The fragility of moral courage is central to the third story running through this novel, which is focused on the costs of righteousness. A man known as PT Sir is a P.E. teacher at Jivan’s old school. He’s a nervous, grasping character, not inherently evil, just desperate for the trappings of prestige. That hunger makes him a handy tool for a local politician who needs an expedient servant willing to lie when necessary. And so, for a bit of flattery and a few modest bribes, PT Sir slides comfortably into a morass of political corruption – all for the greater good, of course.

In one indelible episode, a political boss dispatches PT Sir to a rural village to promote the party’s plans for a new school. His speech is just a collection of empty promises, but it attracts a crowd that quickly shifts out of his control. As he offers bland platitudes, thugs whip up the audience into a mob that turns on a Muslim family.
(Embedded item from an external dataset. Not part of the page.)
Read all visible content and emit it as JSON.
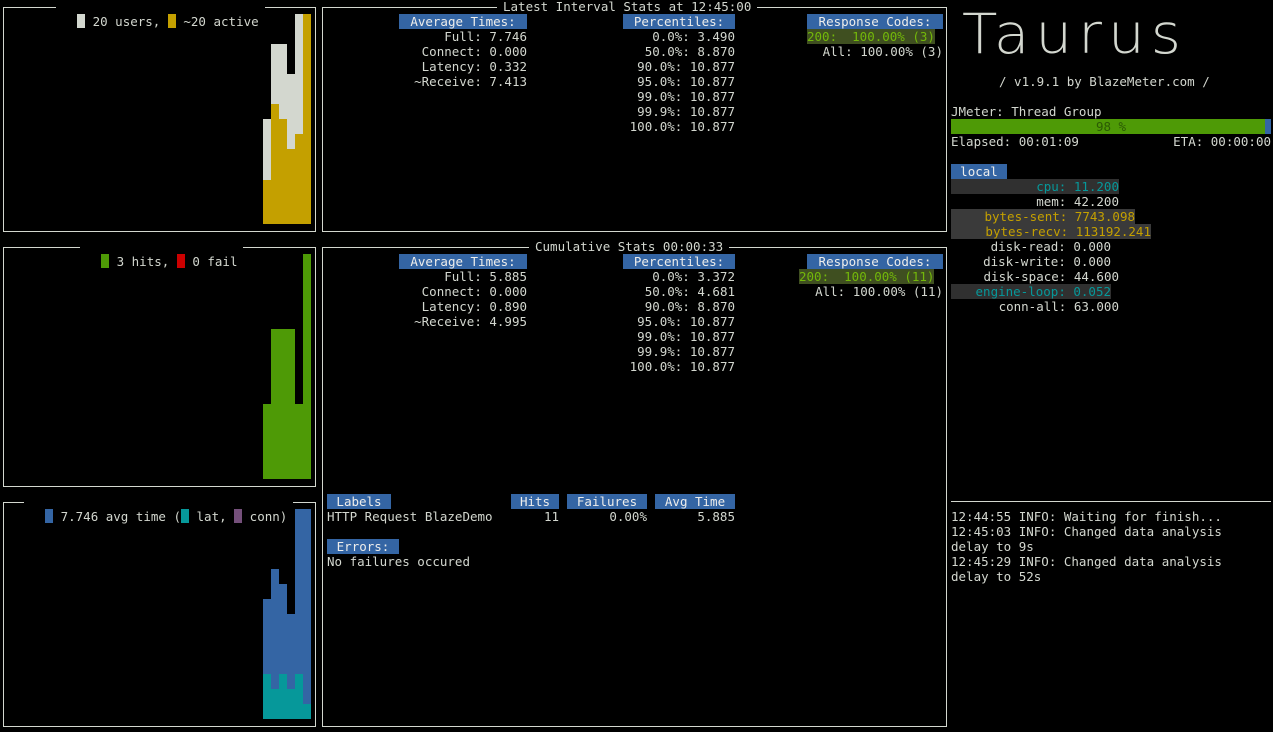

The atrocity that follows – described in the crazed voice of the killers – leaves PT Sir shaken, but the next day his adviser reassures him that there’s nothing to worry about. Calmed, he leaves the office and realizes, “He himself will be all right. Maybe that is all that can be salvaged.” What a simple, clear summation of the principle of selfishness that rots a community from the inside.

Majumdar’s outrage is matched only by her sympathy for these ordinary people so deft in the practice of self-justification. Building on their perfectly natural weaknesses, the short, intense chapters of “A Burning” present a society riven with influence peddling and abuses of power but still wholly devoted to the appearance of propriety. It’s a damning critique of a culture that generates constant upheaval but no systemic change. In Majumdar’s sharp telling, the courts are a spectacle of paid liars, the press trumpets an endless din of scandal, and the poor are routinely exploited. And through it all, politicians demonize their opponents and promise that salvation is just one election away. Fortunately, all this takes place on the other side of the world and has nothing at all to do with us.